Although there were inhabitants on Maine’s Mount Desert Island as many as 5,000 years ago, it was the arrival of French and English settlers in the 19th century that brought the beautiful area greater fame. Affluent visitors from throughout New England flocked to the island to enjoy the scenic views that had been depicted in popular paintings. After they’d worked up an appetite, many of these visitors would stop by Thomas and Nellie McIntire’s tea house, opened in 1895, on the southern edge of Jordan Pond. The tea house’s specialty? Popovers.

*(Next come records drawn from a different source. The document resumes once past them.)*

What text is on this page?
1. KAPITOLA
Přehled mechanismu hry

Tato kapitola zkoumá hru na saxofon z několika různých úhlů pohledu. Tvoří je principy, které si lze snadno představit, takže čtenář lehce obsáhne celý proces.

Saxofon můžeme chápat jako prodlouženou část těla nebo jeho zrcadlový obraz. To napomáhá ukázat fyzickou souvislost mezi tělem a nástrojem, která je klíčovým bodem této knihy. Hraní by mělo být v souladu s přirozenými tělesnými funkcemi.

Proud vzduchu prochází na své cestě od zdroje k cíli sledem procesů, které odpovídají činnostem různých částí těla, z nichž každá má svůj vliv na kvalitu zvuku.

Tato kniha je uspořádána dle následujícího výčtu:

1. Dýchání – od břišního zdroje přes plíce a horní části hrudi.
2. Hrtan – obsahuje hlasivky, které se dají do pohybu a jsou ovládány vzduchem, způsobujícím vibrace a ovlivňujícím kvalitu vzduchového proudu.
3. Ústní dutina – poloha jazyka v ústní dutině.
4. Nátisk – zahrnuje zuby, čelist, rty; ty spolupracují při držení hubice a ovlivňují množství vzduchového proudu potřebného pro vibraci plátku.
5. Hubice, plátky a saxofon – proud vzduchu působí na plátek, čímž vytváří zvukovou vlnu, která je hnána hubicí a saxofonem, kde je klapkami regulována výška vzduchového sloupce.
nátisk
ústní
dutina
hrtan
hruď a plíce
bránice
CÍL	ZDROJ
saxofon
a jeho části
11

Traditionally enjoyed with afternoon tea, popovers are hollow, egg batter–based rolls. They were created by settlers in Maine as a modification of British Yorkshire pudding, and they’ve been enjoyed by Maine residents ever since.

Along with a rise in the area’s popularity came a rise in efforts to protect its forests, lakes, mountains, and shores. In 1919, the land was dubbed Lafayette National Park. Ten years later, it would earn the name it still bears today: Acadia National Park. In the 1940s, the McIntires’ tea house also became part of the land, as John D. Rockefeller Jr. purchased it and donated it to the National Park Service. 

While the original building was destroyed by a fire in 1979, the new Jordan Pond House Restaurant, run by the park, opened just three years later. Visitors typically eat on the restaurant’s lawn, which overlooks the waters and nearby mountains. The popovers traditionally come with butter and strawberry jam. Whether made sweet or savory, this buttery snack satisfies serious hikers and relaxed day-trippers alike. 

Need to Know

The restaurant is open from mid-May through late October. You can find recipes for the restaurant's popovers online.